Today’s Best-Execution Rates

  • 30YR FIXED – 4.25
  • FHA/VA – 3.75-4.0%
  • 15 YEAR FIXED –  3.375-3.5
  • 5 YEAR ARMS –  3.0-3.50% depending on the lender

Ongoing Lock/Float Considerations

  • The hallmark of 2014 so far has been a disconcertingly narrow range in rates.  Too many market participants bet on rates going higher in 2014, and markets have punished that imbalance with a paradoxical move lower.

  • As of June, rates are now lower year-over-year, but that’s mostly due to rates’ path higher in 2013.  The current path in 2014 remains sideways, though it has recently approached (but not broken) the lows set in late May

  • European markets continue to play a prominent role, generally helping rates in the US remain lower than they otherwise might be. 

  • From a wider point of view, we’re in limbo, waiting for the first significant move away from the narrow range.  While top tier rates moved up an eighth of a point in early September, to truly move out of the “narrow range,” we’d need to see another .125% higher (best-execution at 4.375%)

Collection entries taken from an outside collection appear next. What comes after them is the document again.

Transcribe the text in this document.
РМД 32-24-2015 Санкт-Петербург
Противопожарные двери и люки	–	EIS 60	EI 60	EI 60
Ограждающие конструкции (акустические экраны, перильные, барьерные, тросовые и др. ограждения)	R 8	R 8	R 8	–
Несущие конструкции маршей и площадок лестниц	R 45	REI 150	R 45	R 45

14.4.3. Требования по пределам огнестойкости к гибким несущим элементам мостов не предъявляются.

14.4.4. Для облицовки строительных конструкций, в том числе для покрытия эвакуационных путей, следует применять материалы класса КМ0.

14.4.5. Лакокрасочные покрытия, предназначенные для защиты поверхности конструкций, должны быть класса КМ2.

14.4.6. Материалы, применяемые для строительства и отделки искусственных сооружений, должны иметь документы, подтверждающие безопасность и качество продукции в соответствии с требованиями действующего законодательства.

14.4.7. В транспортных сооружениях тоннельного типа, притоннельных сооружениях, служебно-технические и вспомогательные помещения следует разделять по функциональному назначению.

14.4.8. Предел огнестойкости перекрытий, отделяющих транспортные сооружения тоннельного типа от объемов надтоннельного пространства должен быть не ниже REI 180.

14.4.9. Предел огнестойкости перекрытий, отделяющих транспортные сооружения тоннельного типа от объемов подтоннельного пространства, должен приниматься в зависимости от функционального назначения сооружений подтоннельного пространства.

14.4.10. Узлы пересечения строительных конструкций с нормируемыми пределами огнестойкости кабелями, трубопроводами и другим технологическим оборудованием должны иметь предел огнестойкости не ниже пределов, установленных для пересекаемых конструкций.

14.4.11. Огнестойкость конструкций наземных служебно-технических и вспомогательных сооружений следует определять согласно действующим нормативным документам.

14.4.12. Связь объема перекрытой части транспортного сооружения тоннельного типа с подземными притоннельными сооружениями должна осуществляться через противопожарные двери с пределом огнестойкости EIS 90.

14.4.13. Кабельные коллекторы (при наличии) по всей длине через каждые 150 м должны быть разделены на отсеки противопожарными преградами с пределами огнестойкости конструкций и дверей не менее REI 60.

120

  • As always, please keep in mind that the rates discussed generally refer to what we’ve termedbest-execution(that is, the most frequently quoted, conforming, 30yr fixed rate for top tier borrowers, based not only on the outright price, but also ‘bang-for-the-buck.’  Generally speaking, our best-execution rate tends to connote no origination or discount points–though this can vary–and tends to predict Freddie Mac’s weekly survey with high accuracy.  It’s safe to assume that our best-ex rate is the more timely and accurate of the two due to Freddie’s once-a-week polling method).